In this blog article, I will try to summarize the most relevant points of the paper, ommiting the technical details. If you have not read the article "Introduction to my research in bioinformatics", I recommend it as an introduction to the context of my research.
PMut is a predictor of the pathology of protein mutations. That is, it is a computer program that, given a mutation in a protein, gives us a prediction of whether this mutation will cause a disease or it will be harmless.
This idea is not new, in fact the PMut predictor was created in 2005 and has been one of the most widely used predictors since then. However, during this last decade, the predictive methods have evolved dramatically and the number of mutations analyzed in the lab has increased by a factor of 10. Thus, I took the challenge of updating this predictor, and this scientific paper is the first result of my work.
The PyMut prediction engine
As a prelude to the development of a new predictor, we have developed the PyMut prediction engine in the form of a Python package. This software, publicly available, is capable of managing all the tasks related to pathology predictions: the calculation of numerical descriptors of mutations, the training of predictors, the evaluation of these, the generation of related charts, etc. Here are some examples of the charts we can get using PyMut:
Examples of charts generated using PyMut.
With the PyMut package, everyone can replicate on their computer the process of preparing, testing and using a predictor such as PMut.
The new PMut2017 predictor
Using the PyMut engine, and training with the SwissVar database, which contains 27,203 pathogenic mutations and 38,078 neutral mutations over more than 12,000 different proteins, we have trained the PMut2017 predictor.
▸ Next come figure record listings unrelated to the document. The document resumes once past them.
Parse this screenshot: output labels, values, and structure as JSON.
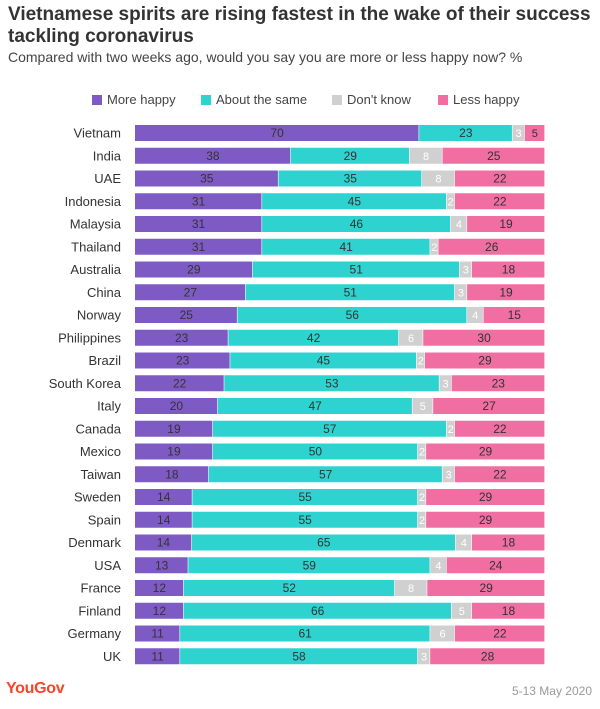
{
  "title": "Vietnamese spirits are rising fastest in the wake of their success tackling coronavirus",
  "subtitle": "Compared with two weeks ago, would you say you are more or less happy now? %",
  "footer": {
    "brand": "YouGov",
    "date": "5-13 May 2020"
  },
  "colors": {
    "More happy": "#7e5bc4",
    "About the same": "#2ed3cf",
    "Don't know": "#d0d0d0",
    "Less happy": "#f06ea1"
  },
  "chart_data": {
    "type": "bar",
    "orientation": "horizontal",
    "stacked": true,
    "legend_position": "top",
    "grid": false,
    "xlim": [
      0,
      100
    ],
    "categories": [
      "Vietnam",
      "India",
      "UAE",
      "Indonesia",
      "Malaysia",
      "Thailand",
      "Australia",
      "China",
      "Norway",
      "Philippines",
      "Brazil",
      "South Korea",
      "Italy",
      "Canada",
      "Mexico",
      "Taiwan",
      "Sweden",
      "Spain",
      "Denmark",
      "USA",
      "France",
      "Finland",
      "Germany",
      "UK"
    ],
    "series": [
      {
        "name": "More happy",
        "values": [
          70,
          38,
          35,
          31,
          31,
          31,
          29,
          27,
          25,
          23,
          23,
          22,
          20,
          19,
          19,
          18,
          14,
          14,
          14,
          13,
          12,
          12,
          11,
          11
        ]
      },
      {
        "name": "About the same",
        "values": [
          23,
          29,
          35,
          45,
          46,
          41,
          51,
          51,
          56,
          42,
          45,
          53,
          47,
          57,
          50,
          57,
          55,
          55,
          65,
          59,
          52,
          66,
          61,
          58
        ]
      },
      {
        "name": "Don't know",
        "values": [
          3,
          8,
          8,
          2,
          4,
          2,
          3,
          3,
          4,
          6,
          2,
          3,
          5,
          2,
          2,
          3,
          2,
          2,
          4,
          4,
          8,
          5,
          6,
          3
        ]
      },
      {
        "name": "Less happy",
        "values": [
          5,
          25,
          22,
          22,
          19,
          26,
          18,
          19,
          15,
          30,
          29,
          23,
          27,
          22,
          29,
          22,
          29,
          29,
          18,
          24,
          29,
          18,
          22,
          28
        ]
      }
    ]
  }
}
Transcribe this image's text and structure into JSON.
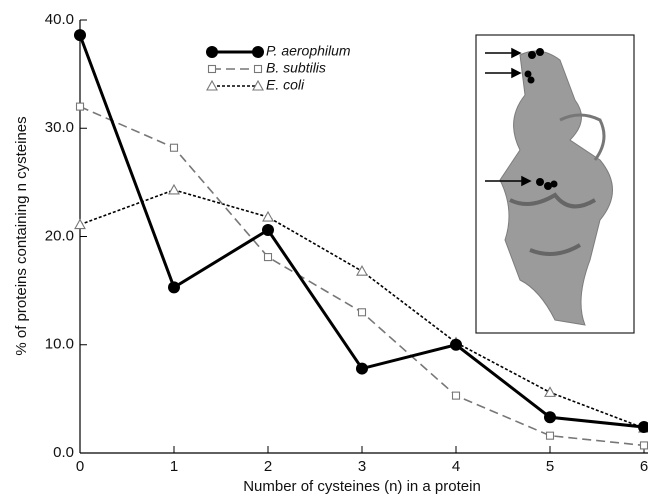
{
  "chart_data": {
    "type": "line",
    "xlabel": "Number of cysteines (n) in a protein",
    "ylabel": "% of proteins containing n cysteines",
    "x": [
      0,
      1,
      2,
      3,
      4,
      5,
      6
    ],
    "xlim": [
      0,
      6
    ],
    "xticks": [
      0,
      1,
      2,
      3,
      4,
      5,
      6
    ],
    "ylim": [
      0,
      40
    ],
    "yticks": [
      {
        "value": 0,
        "label": "0.0"
      },
      {
        "value": 10,
        "label": "10.0"
      },
      {
        "value": 20,
        "label": "20.0"
      },
      {
        "value": 30,
        "label": "30.0"
      },
      {
        "value": 40,
        "label": "40.0"
      }
    ],
    "grid": false,
    "series": [
      {
        "name": "P. aerophilum",
        "color": "#000000",
        "marker": "circle",
        "dash": "none",
        "values": [
          38.6,
          15.3,
          20.6,
          7.8,
          10.0,
          3.3,
          2.4
        ]
      },
      {
        "name": "B. subtilis",
        "color": "#777777",
        "marker": "square",
        "dash": "9,5",
        "values": [
          32.0,
          28.2,
          18.1,
          13.0,
          5.3,
          1.6,
          0.7
        ]
      },
      {
        "name": "E. coli",
        "color": "#000000",
        "marker": "triangle",
        "dash": "3,2",
        "values": [
          21.1,
          24.3,
          21.8,
          16.8,
          10.2,
          5.6,
          2.3
        ]
      }
    ]
  }
}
Before giving the predictor for good, it is crucial to evaluate its reliability. In fact, the journal demands a very strict study of its precision, and for this reason we have followed 4 different approaches:
- 10-fold cross-validation. It consists of dividing the training data into 10 sets, training a predictor with 9 of them and evaluating with the one that has been excluded. We repeat this procedure 10 times, excluding a different set every time and averaging the results. This is the easiest way to obtain an approximation of the reliability of the predictor.
- Blind test using new SwissVar data. We move to December 2015, and train a predictor with the data that was available back then in SwissVar. Then, we evaluate the 3,166 mutations that were added to SwissVar during 2016.
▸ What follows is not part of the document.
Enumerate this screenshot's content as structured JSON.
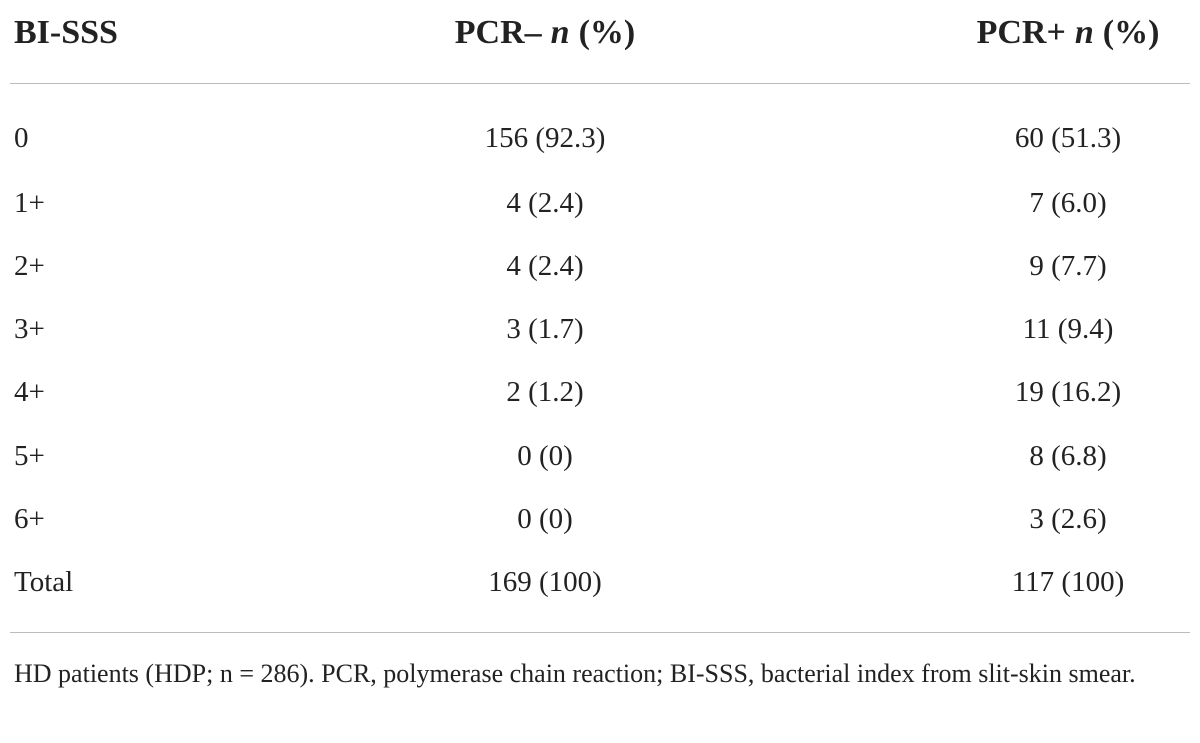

- ClinVar data. Clinvar is another database of annotated mutations, significantly different from SwissVar. We have evaluated how good are the predictions of PMut2017 on the Clinvar mutations that are not present in SwissVar.
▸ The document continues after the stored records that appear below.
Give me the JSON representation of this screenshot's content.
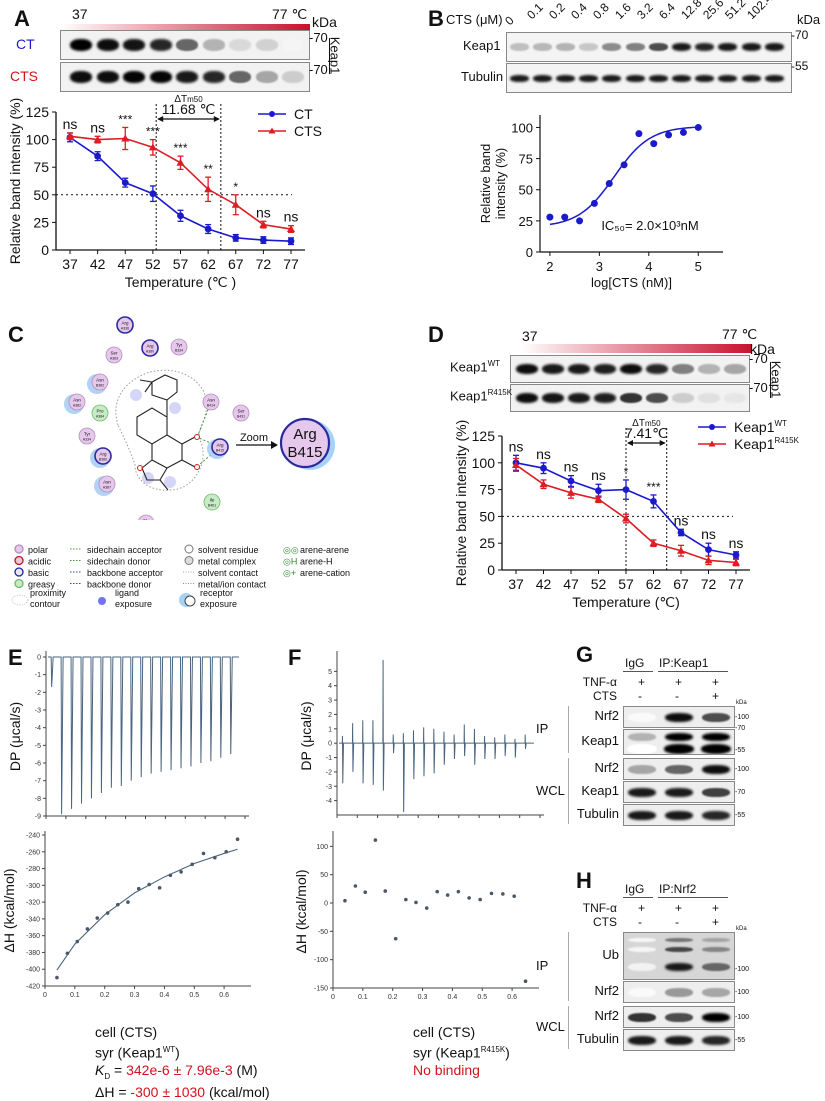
{
  "panels": {
    "A": {
      "label": "A",
      "blot": {
        "temp_start": "37",
        "temp_end": "77 ℃",
        "kda": "kDa",
        "rows": [
          {
            "name": "CT",
            "color": "#1a1acc",
            "marker": "70",
            "intensities": [
              1.0,
              0.95,
              0.92,
              0.85,
              0.6,
              0.3,
              0.15,
              0.18,
              0.04
            ]
          },
          {
            "name": "CTS",
            "color": "#d0141e",
            "marker": "70",
            "intensities": [
              0.95,
              0.95,
              0.98,
              0.98,
              0.9,
              0.85,
              0.6,
              0.35,
              0.2
            ]
          }
        ],
        "protein": "Keap1"
      }
    },
    "B": {
      "label": "B",
      "blot": {
        "conc_label": "CTS (μM)",
        "concentrations": [
          "0",
          "0.1",
          "0.2",
          "0.4",
          "0.8",
          "1.6",
          "3.2",
          "6.4",
          "12.8",
          "25.6",
          "51.2",
          "102.4"
        ],
        "kda": "kDa",
        "rows": [
          {
            "name": "Keap1",
            "marker": "70",
            "intensities": [
              0.25,
              0.28,
              0.3,
              0.22,
              0.45,
              0.5,
              0.7,
              0.9,
              0.85,
              0.9,
              0.9,
              0.9
            ]
          },
          {
            "name": "Tubulin",
            "marker": "55",
            "intensities": [
              0.9,
              0.9,
              0.9,
              0.9,
              0.9,
              0.9,
              0.9,
              0.9,
              0.9,
              0.9,
              0.9,
              0.9
            ]
          }
        ]
      },
      "annotation": "IC₅₀= 2.0×10³nM"
    },
    "C": {
      "label": "C",
      "zoom_label": "Zoom",
      "zoom_residue": {
        "name": "Arg",
        "id": "B415"
      },
      "residues": [
        {
          "name": "Arg",
          "id": "A336",
          "type": "basic"
        },
        {
          "name": "Arg",
          "id": "A380",
          "type": "basic"
        },
        {
          "name": "Tyr",
          "id": "B334",
          "type": "polar"
        },
        {
          "name": "Ser",
          "id": "A363",
          "type": "polar"
        },
        {
          "name": "Asn",
          "id": "B382",
          "type": "polar"
        },
        {
          "name": "Asn",
          "id": "A382",
          "type": "polar"
        },
        {
          "name": "Pro",
          "id": "A384",
          "type": "greasy"
        },
        {
          "name": "Tyr",
          "id": "A334",
          "type": "polar"
        },
        {
          "name": "Arg",
          "id": "B380",
          "type": "basic"
        },
        {
          "name": "Asn",
          "id": "A387",
          "type": "polar"
        },
        {
          "name": "Asn",
          "id": "B414",
          "type": "polar"
        },
        {
          "name": "Ser",
          "id": "B431",
          "type": "polar"
        },
        {
          "name": "Arg",
          "id": "B415",
          "type": "basic"
        },
        {
          "name": "Ile",
          "id": "B461",
          "type": "greasy"
        },
        {
          "name": "Gly",
          "id": "B462",
          "type": "polar"
        }
      ],
      "legend": {
        "col1": [
          "polar",
          "acidic",
          "basic",
          "greasy"
        ],
        "col2": [
          "sidechain acceptor",
          "sidechain donor",
          "backbone acceptor",
          "backbone donor"
        ],
        "col3": [
          "solvent residue",
          "metal complex",
          "solvent contact",
          "metal/ion contact"
        ],
        "col4": [
          "arene-arene",
          "arene-H",
          "arene-cation"
        ],
        "bottom": [
          "proximity contour",
          "ligand exposure",
          "receptor exposure"
        ]
      }
    },
    "D": {
      "label": "D",
      "blot": {
        "temp_start": "37",
        "temp_end": "77 ℃",
        "kda": "kDa",
        "rows": [
          {
            "name": "Keap1",
            "sup": "WT",
            "marker": "70",
            "intensities": [
              0.95,
              0.9,
              0.9,
              0.88,
              0.95,
              0.85,
              0.5,
              0.3,
              0.35
            ]
          },
          {
            "name": "Keap1",
            "sup": "R415K",
            "marker": "70",
            "intensities": [
              0.95,
              0.92,
              0.9,
              0.88,
              0.8,
              0.7,
              0.2,
              0.12,
              0.1
            ]
          }
        ],
        "protein": "Keap1"
      }
    },
    "E": {
      "label": "E",
      "info": {
        "cell": "cell (CTS)",
        "syr": "syr (Keap1",
        "syr_sup": "WT",
        "syr_end": ")",
        "kd_label": "K",
        "kd_sub": "D",
        "kd_eq": " = ",
        "kd_value": "342e-6 ± 7.96e-3",
        "kd_unit": " (M)",
        "dh_label": "ΔH = ",
        "dh_value": "-300 ± 1030",
        "dh_unit": " (kcal/mol)"
      }
    },
    "F": {
      "label": "F",
      "info": {
        "cell": "cell (CTS)",
        "syr": "syr (Keap1",
        "syr_sup": "R415K",
        "syr_end": ")",
        "result": "No binding"
      }
    },
    "G": {
      "label": "G",
      "group1": "IgG",
      "group2": "IP:Keap1",
      "treatments": [
        {
          "name": "TNF-α",
          "values": [
            "+",
            "+",
            "+"
          ]
        },
        {
          "name": "CTS",
          "values": [
            "-",
            "-",
            "+"
          ]
        }
      ],
      "kda": "kDa",
      "sections": [
        {
          "name": "IP",
          "rows": [
            {
              "name": "Nrf2",
              "markers": [
                "100"
              ],
              "intensities": [
                0.02,
                0.95,
                0.7
              ]
            },
            {
              "name": "Keap1",
              "markers": [
                "70",
                "55"
              ],
              "intensities": [
                0.3,
                1.0,
                1.0
              ]
            }
          ]
        },
        {
          "name": "WCL",
          "rows": [
            {
              "name": "Nrf2",
              "markers": [
                "100"
              ],
              "intensities": [
                0.35,
                0.6,
                0.95
              ]
            },
            {
              "name": "Keap1",
              "markers": [
                "70"
              ],
              "intensities": [
                0.9,
                0.9,
                0.75
              ]
            },
            {
              "name": "Tubulin",
              "markers": [
                "55"
              ],
              "intensities": [
                0.9,
                0.9,
                0.85
              ]
            }
          ]
        }
      ]
    },
    "H": {
      "label": "H",
      "group1": "IgG",
      "group2": "IP:Nrf2",
      "treatments": [
        {
          "name": "TNF-α",
          "values": [
            "+",
            "+",
            "+"
          ]
        },
        {
          "name": "CTS",
          "values": [
            "-",
            "-",
            "+"
          ]
        }
      ],
      "kda": "kDa",
      "sections": [
        {
          "name": "IP",
          "rows": [
            {
              "name": "Ub",
              "markers": [
                "100"
              ],
              "intensities": [
                0.05,
                0.9,
                0.6
              ]
            },
            {
              "name": "Nrf2",
              "markers": [
                "100"
              ],
              "intensities": [
                0.02,
                0.4,
                0.35
              ]
            }
          ]
        },
        {
          "name": "WCL",
          "rows": [
            {
              "name": "Nrf2",
              "markers": [
                "100"
              ],
              "intensities": [
                0.8,
                0.7,
                1.0
              ]
            },
            {
              "name": "Tubulin",
              "markers": [
                "55"
              ],
              "intensities": [
                0.9,
                0.9,
                0.85
              ]
            }
          ]
        }
      ]
    }
  },
  "chart_data": [
    {
      "id": "A",
      "type": "line",
      "title": "",
      "xlabel": "Temperature (℃ )",
      "ylabel": "Relative band intensity (%)",
      "x": [
        37,
        42,
        47,
        52,
        57,
        62,
        67,
        72,
        77
      ],
      "xticks": [
        "37",
        "42",
        "47",
        "52",
        "57",
        "62",
        "67",
        "72",
        "77"
      ],
      "yticks": [
        "0",
        "25",
        "50",
        "75",
        "100",
        "125"
      ],
      "ylim": [
        0,
        125
      ],
      "series": [
        {
          "name": "CT",
          "color": "#1a1acc",
          "marker": "circle",
          "values": [
            102,
            85,
            61,
            51,
            31,
            19,
            11,
            9,
            8
          ],
          "errors": [
            4,
            4,
            4,
            7,
            5,
            4,
            3,
            3,
            3
          ]
        },
        {
          "name": "CTS",
          "color": "#dd1c24",
          "marker": "triangle",
          "values": [
            103,
            100,
            101,
            93,
            79,
            55,
            41,
            23,
            19
          ],
          "errors": [
            3,
            3,
            10,
            7,
            6,
            11,
            9,
            3,
            3
          ]
        }
      ],
      "significance": [
        "ns",
        "ns",
        "***",
        "***",
        "***",
        "**",
        "*",
        "ns",
        "ns"
      ],
      "reference_line_y": 50,
      "tm_lines_x": [
        52.6,
        64.3
      ],
      "delta_label": "ΔT",
      "delta_sub": "m50",
      "delta_value": "11.68 ℃",
      "legend": "top-right"
    },
    {
      "id": "B",
      "type": "scatter",
      "title": "",
      "xlabel": "log[CTS (nM)]",
      "ylabel": "Relative band intensity (%)",
      "x": [
        2.0,
        2.3,
        2.6,
        2.9,
        3.2,
        3.5,
        3.8,
        4.1,
        4.4,
        4.7,
        5.0
      ],
      "values": [
        28,
        28,
        25,
        39,
        55,
        70,
        95,
        87,
        94,
        96,
        100
      ],
      "fit": {
        "bottom": 20,
        "top": 101,
        "logIC50": 3.3,
        "hill": 1.2
      },
      "xticks": [
        "2",
        "3",
        "4",
        "5"
      ],
      "yticks": [
        "0",
        "25",
        "50",
        "75",
        "100"
      ],
      "xlim": [
        1.8,
        5.5
      ],
      "ylim": [
        0,
        110
      ],
      "color": "#1a1acc"
    },
    {
      "id": "D",
      "type": "line",
      "title": "",
      "xlabel": "Temperature (℃)",
      "ylabel": "Relative band intensity (%)",
      "x": [
        37,
        42,
        47,
        52,
        57,
        62,
        67,
        72,
        77
      ],
      "xticks": [
        "37",
        "42",
        "47",
        "52",
        "57",
        "62",
        "67",
        "72",
        "77"
      ],
      "yticks": [
        "0",
        "25",
        "50",
        "75",
        "100",
        "125"
      ],
      "ylim": [
        0,
        125
      ],
      "series": [
        {
          "name": "Keap1",
          "sup": "WT",
          "color": "#1a1acc",
          "marker": "circle",
          "values": [
            100,
            95,
            83,
            74,
            75,
            64,
            35,
            19,
            14
          ],
          "errors": [
            7,
            5,
            5,
            6,
            9,
            6,
            3,
            6,
            3
          ]
        },
        {
          "name": "Keap1",
          "sup": "R415K",
          "color": "#dd1c24",
          "marker": "triangle",
          "values": [
            98,
            80,
            72,
            66,
            48,
            25,
            18,
            9,
            7
          ],
          "errors": [
            6,
            4,
            5,
            3,
            4,
            3,
            5,
            4,
            3
          ]
        }
      ],
      "significance": [
        "ns",
        "ns",
        "ns",
        "ns",
        "*",
        "***",
        "ns",
        "ns",
        "ns"
      ],
      "reference_line_y": 50,
      "tm_lines_x": [
        57,
        64.4
      ],
      "delta_label": "ΔT",
      "delta_sub": "m50",
      "delta_value": "7.41℃",
      "legend": "top-right"
    },
    {
      "id": "E-top",
      "type": "line",
      "xlabel": "Time (min)",
      "ylabel": "DP (μcal/s)",
      "xlim": [
        0,
        50
      ],
      "ylim": [
        -9,
        0
      ],
      "xticks": [
        "0",
        "5",
        "10",
        "15",
        "20",
        "25",
        "30",
        "35",
        "40",
        "45",
        "50"
      ],
      "yticks": [
        "0",
        "-1",
        "-2",
        "-3",
        "-4",
        "-5",
        "-6",
        "-7",
        "-8",
        "-9"
      ],
      "injection_times": [
        1.3,
        3.8,
        6.3,
        8.8,
        11.3,
        13.8,
        16.3,
        18.8,
        21.3,
        23.8,
        26.3,
        28.8,
        31.3,
        33.8,
        36.3,
        38.8,
        41.3,
        43.8,
        46.3
      ],
      "peak_values": [
        -1.7,
        -8.9,
        -8.6,
        -8.3,
        -8.0,
        -7.7,
        -7.4,
        -7.3,
        -7.0,
        -6.8,
        -6.6,
        -6.5,
        -6.4,
        -6.3,
        -6.2,
        -6.0,
        -5.9,
        -5.7,
        -5.5
      ]
    },
    {
      "id": "E-bottom",
      "type": "scatter",
      "xlabel": "Molar Ratio",
      "ylabel": "ΔH (kcal/mol)",
      "xlim": [
        0,
        0.67
      ],
      "ylim": [
        -420,
        -240
      ],
      "xticks": [
        "0",
        "0.1",
        "0.2",
        "0.3",
        "0.4",
        "0.5",
        "0.6"
      ],
      "yticks": [
        "-240",
        "-260",
        "-280",
        "-300",
        "-320",
        "-340",
        "-360",
        "-380",
        "-400",
        "-420"
      ],
      "x": [
        0.04,
        0.075,
        0.108,
        0.142,
        0.175,
        0.21,
        0.244,
        0.278,
        0.314,
        0.349,
        0.384,
        0.42,
        0.456,
        0.493,
        0.531,
        0.569,
        0.607,
        0.645
      ],
      "values": [
        -410,
        -381,
        -367,
        -352,
        -339,
        -333,
        -323,
        -320,
        -304,
        -299,
        -303,
        -288,
        -284,
        -275,
        -262,
        -267,
        -260,
        -245
      ],
      "fit_x": [
        0.04,
        0.1,
        0.2,
        0.3,
        0.4,
        0.5,
        0.6,
        0.645
      ],
      "fit_values": [
        -401,
        -370,
        -335,
        -309,
        -290,
        -274,
        -262,
        -257
      ]
    },
    {
      "id": "F-top",
      "type": "line",
      "xlabel": "Time (min)",
      "ylabel": "DP (μcal/s)",
      "xlim": [
        0,
        50
      ],
      "ylim": [
        -5,
        6
      ],
      "xticks": [
        "0",
        "5",
        "10",
        "15",
        "20",
        "25",
        "30",
        "35",
        "40",
        "45",
        "50"
      ],
      "yticks": [
        "5",
        "4",
        "3",
        "2",
        "1",
        "0",
        "-1",
        "-2",
        "-3",
        "-4"
      ],
      "injection_times": [
        1.3,
        3.8,
        6.3,
        8.8,
        11.3,
        13.8,
        16.3,
        18.8,
        21.3,
        23.8,
        26.3,
        28.8,
        31.3,
        33.8,
        36.3,
        38.8,
        41.3,
        43.8,
        46.3
      ],
      "peak_up": [
        0.5,
        1.4,
        1.6,
        1.6,
        5.8,
        0.6,
        0.7,
        0.9,
        1.1,
        1.0,
        0.8,
        0.6,
        1.3,
        1.0,
        0.5,
        0.4,
        0.6,
        0.3,
        0.6
      ],
      "peak_down": [
        -2.8,
        -2.0,
        -2.8,
        -2.9,
        -3.3,
        -0.7,
        -4.8,
        -2.5,
        -2.3,
        -2.1,
        -1.5,
        -1.1,
        -0.9,
        -1.5,
        -1.1,
        -1.1,
        -0.9,
        -1.0,
        -0.4
      ]
    },
    {
      "id": "F-bottom",
      "type": "scatter",
      "xlabel": "Molar Ratio",
      "ylabel": "ΔH (kcal/mol)",
      "xlim": [
        0,
        0.67
      ],
      "ylim": [
        -150,
        120
      ],
      "xticks": [
        "0",
        "0.1",
        "0.2",
        "0.3",
        "0.4",
        "0.5",
        "0.6"
      ],
      "yticks": [
        "100",
        "50",
        "0",
        "-50",
        "-100",
        "-150"
      ],
      "x": [
        0.04,
        0.075,
        0.108,
        0.142,
        0.175,
        0.21,
        0.244,
        0.278,
        0.314,
        0.349,
        0.384,
        0.42,
        0.456,
        0.493,
        0.531,
        0.569,
        0.607,
        0.645
      ],
      "values": [
        4,
        30,
        19,
        111,
        21,
        -63,
        6,
        1,
        -9,
        20,
        14,
        20,
        9,
        6,
        17,
        16,
        12,
        -138
      ]
    }
  ]
}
- Study of specific genes. We compared how PMut2017 works for some specific genes, comparing the results with some of the most widely used predictors.
Comparison of PMut with other predictors. The most relevant metric is the Matthews Correlations Coefficient (MCC, last column), for which a higher number means better predictions. See the article to understand the details of the table.
All these assessments have allowed us to compare PMut2017 with the most accurate predictors and to verify that it is undoubtedly among the most powerful ones.
The PMut web portal
To make predictions accessible to the research community, we facilitate the use of PMut2017 from a web page open to everyone. Users can send a list of mutations through a form and obtain the corresponding predictions.
Screenshots of the web portal.
The vast majority of users ask for the impact of mutations on human proteins. In order to streamline these calculations, and since I do the Ph.D. in the Barcelona Supercomputing Center and we like to use the enormous supercomputer we have, we decided to pre-calculate some predictions. In fact not only some, but all the possible mutations in all human proteins, that is, a total of 725,596,928 mutations over 106,407 proteins. These predictions, stored in a MongoDB database, are immediately accessible without the need for any calculation.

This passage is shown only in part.